At the recent American Society of Addiction Medicine conference I attended there was a great sense of enthusiasm that relief is on the way for many of our patients who suffer from addictive disorders.
As in other chronic illnesses, many cases of opioid addiction cannot be cured. Fortunately, like other chronic diseases, opioid addiction can be treated and patients can maintain an improved and essentially normal quality of life. The key is to interrupt the cycle of addiction, which allows patients to gain control over their use and engage in full recovery.
There are currently two FDA-approved medications that are widely used for opioid dependence in the United States: 1.) Methadone — which can only be used at methadone treatment facilities, and 2.) Buprenorphine — which can be prescribed by doctors who obtain a special waiver to allow them to provide clinic-based treatment.
Both medications have shown substantive evidence of effectiveness and safety as evidenced by increased patient retention in treatment, reduced risk of infectious disease transmission, reduced criminal activities, improved social functioning, and reduced risk of overdose and death.
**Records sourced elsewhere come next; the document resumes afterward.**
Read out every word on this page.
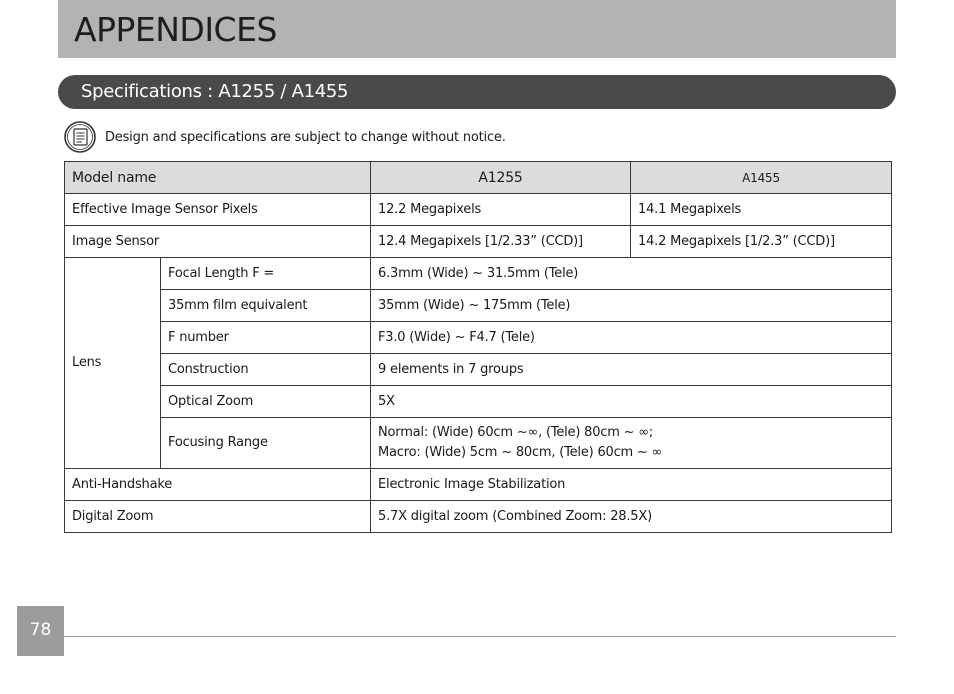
APPENDICES
Specifications : A1255 / A1455
Design and specifications are subject to change without notice.
Model name		A1255	A1455
Effective Image Sensor Pixels		12.2 Megapixels	14.1 Megapixels
Image Sensor		12.4 Megapixels [1/2.33” (CCD)]	14.2 Megapixels [1/2.3” (CCD)]
Lens	Focal Length F =	6.3mm (Wide) ~ 31.5mm (Tele)	
	35mm film equivalent	35mm (Wide) ~ 175mm (Tele)	
	F number	F3.0 (Wide) ~ F4.7 (Tele)	
	Construction	9 elements in 7 groups	
	Optical Zoom	5X	
	Focusing Range	Normal: (Wide) 60cm ~∞, (Tele) 80cm ~ ∞;
Macro: (Wide) 5cm ~ 80cm, (Tele) 60cm ~ ∞	

Anti-Handshake		Electronic Image Stabilization	
Digital Zoom		5.7X digital zoom (Combined Zoom: 28.5X)	
78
In 2014 two significant health care policies should greatly help patients get the care they need: 1.) The Affordable Care Act is helping those who were uninsured (or uninsurable) obtain quality health insurance. 2.) The Mental Health Parity and Addiction Equity Act requires insurance groups that offer coverage for mental health or substance use disorders to provide the same level of benefits that they do for general medical treatment.
Unfortunately, the State of Michigan is lagging behind in regards to allowing access to evidenced-based treatment for opioid dependence. A prior authorization process for buprenorphine is currently in place by Michigan Medicaid’s pharmacy benefit manager (Magellan) that is arbitrarily restrictive and can lead to a delay in care. Remarkably, on the prior authorization form there is a statement that medication assisted treatment longer than 12 months is not (generally) supported. Does this mean that there is the expectation of having a cure within 12 months? What other chronic disease would have such a discriminatory statement linked to a potentially life-saving medication? Would it seem appropriate to arbitrarily limit a medication for depression, high cholesterol, diabetes, seizures, hypertension, or rheumatoid arthritis? Of course not.